La gran carrera de las fiestas había creado una enorme expectación. Dos aurigae(22) de renombre en toda la provincia, un saguntino de nombre Lisandro, promesa local, joven e impetuoso al que los seguidores de su color tildaban como el nuevo Diocles(23), se mediría con un experto y caro veterano, Crisus, un esclavo tracio de nervios de acero que estaba acostumbrado a levantar ovaciones en las complicadas pistas de Emérita Augusta y Tarraco y que había sido contratado con sus propios sestercios por el arrogante Quinto Gabinio Florencio, uno de los dos candidatos a duunviros de la ciudad, como otra artimaña más dentro de su carrera política para garantizarse un montón de adeptos en los próximos comicios. Contaban las habladurías que el tal Crisus, bien parecido y un tanto insolente con el público, tenía la misma aceptación y devoción en los graderíos del Circo que en los lechos de algunas damas influyentes de la provincia.
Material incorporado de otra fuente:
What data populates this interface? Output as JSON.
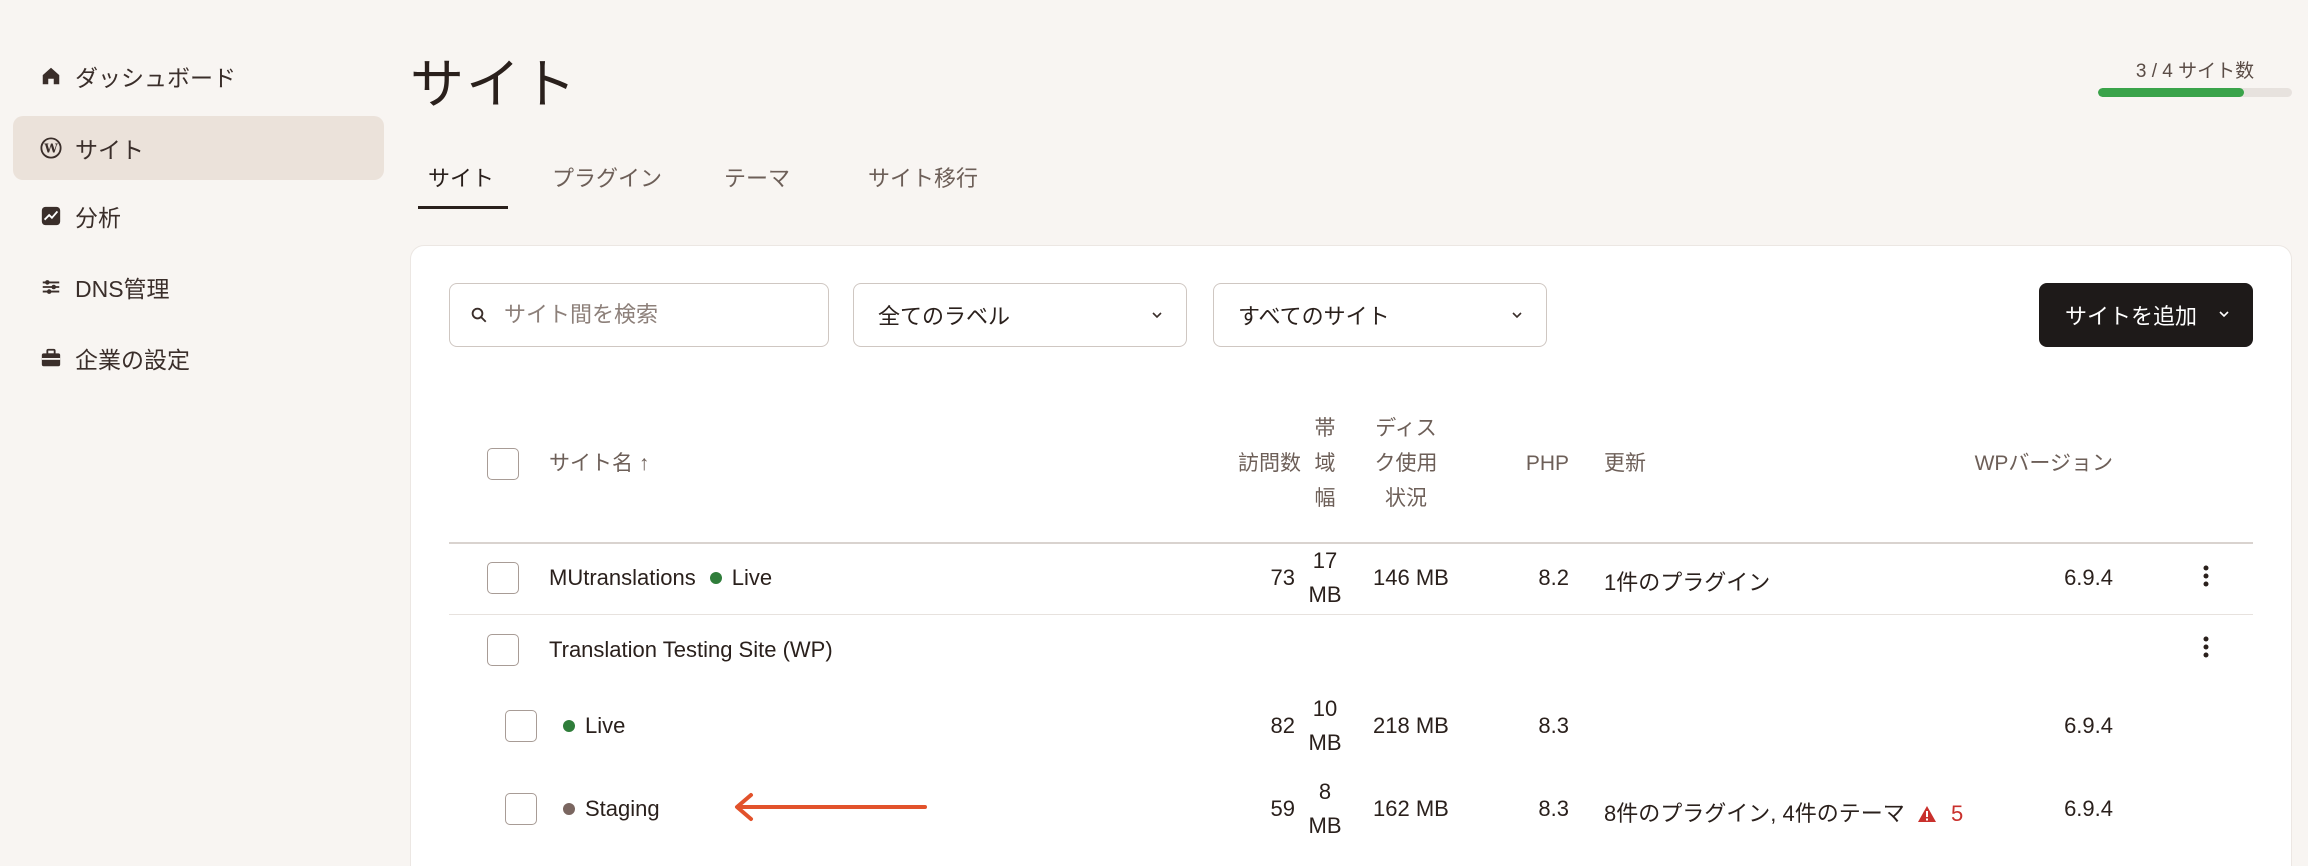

Su fama de mujeriego empedernido estaba acercándose a la de Cayo Apuleyo, aquel auriga miliario(24) que corrió más de venticuatro años y se ganó con los callos de sus manos una bonita estatua a las puertas del Circo.

Ante un evento de aquel calibre había que tener los pies más ligeros que Mercurio y coger buen sitio en la cavea(25) fija puesto que semejante competición había atraído a la ciudad a numerosos aficionados desde Dianium a Segobriga.

Después de esquivar a los arteros corredores de apuestas, que ofrecían sus pronósticos a viva voz en busca de los siempre viscerales seguidores de los diferentes colores, y untar con unos cuantos sestercios a uno de los libertos encargados de ordenar el aforo, Tito consiguió unas localidades justo bajo de la barandilla del pulvinar[4]. El palco estaba aún vacío puesto que las autoridades seguían en la ciudad culminando junto a los sacerdotes el sagrado ritual de Minerva. Además, los representantes imperiales, sus lacayos, damas, esclavos y demás advenedizos y funcionarios públicos tenían reservados sus asientos en el compartimiento privado y no necesitaban de repartir sobornos ni padecer la incomodidad de las prolongadas esperas. Tito se sintió orgulloso de su capacidad de negociación tanto con su corredor de apuestas habitual como con el dispensador del aforo de la cavea. El recinto, a pesar de ser modesto, tenía unas dimensiones considerables. Contaba con cerca de tres mil localidades y las suyas estaban en uno de los mejores sitios ya que quedarían a resguardo del sol estival poco después de la hora décima, cuando el astro cambiase de posición y las sombras de las gruesas lonas ubicadas sobre ellos les cubriesen con su manto de frescor… y ya no serían necesarios los aparatosos parasoles de plumas de avestruz. Tito había apostado, a pesar de las reticencias de su madre, unos denarios por el auriga local, Lisandro, con un pronóstico de cinco a uno en su contra por lo que, si seguía su instinto, podría ganar una aceptable cantidad de monedas con su arriesgada apuesta e invitar con ellas a unas jarras de bueno y caro tinto aquitano de Burdigala a sus compinches de farra aquella noche.

Madre… ¿Por qué no le gustarán las carreras a mi padre? Yo veo esta competición de lo más emocionante; además, es popular y lucrativa.

Ya sabes que a tu padre ni le gustan las apuestas, ni el juego. Parece mentira que a tu edad aún me preguntes esto. ¿Cuántas veces le has visto presenciando uno de esos combates de gladiadores que tanto le gustan al edil Terencio? ¿O dándole a los dados en la taberna de Lutatio? Nunca. Él piensa que el juego es un vicio tan denigrante como la extremada afición a la sangre, la comida copiosa, a los efebos o al vino.

Si, Madre, ya lo sé, pero hasta el tío Cneo apuesta siempre en las carreras… ¡Y en una ocasión sacó una buena tajada!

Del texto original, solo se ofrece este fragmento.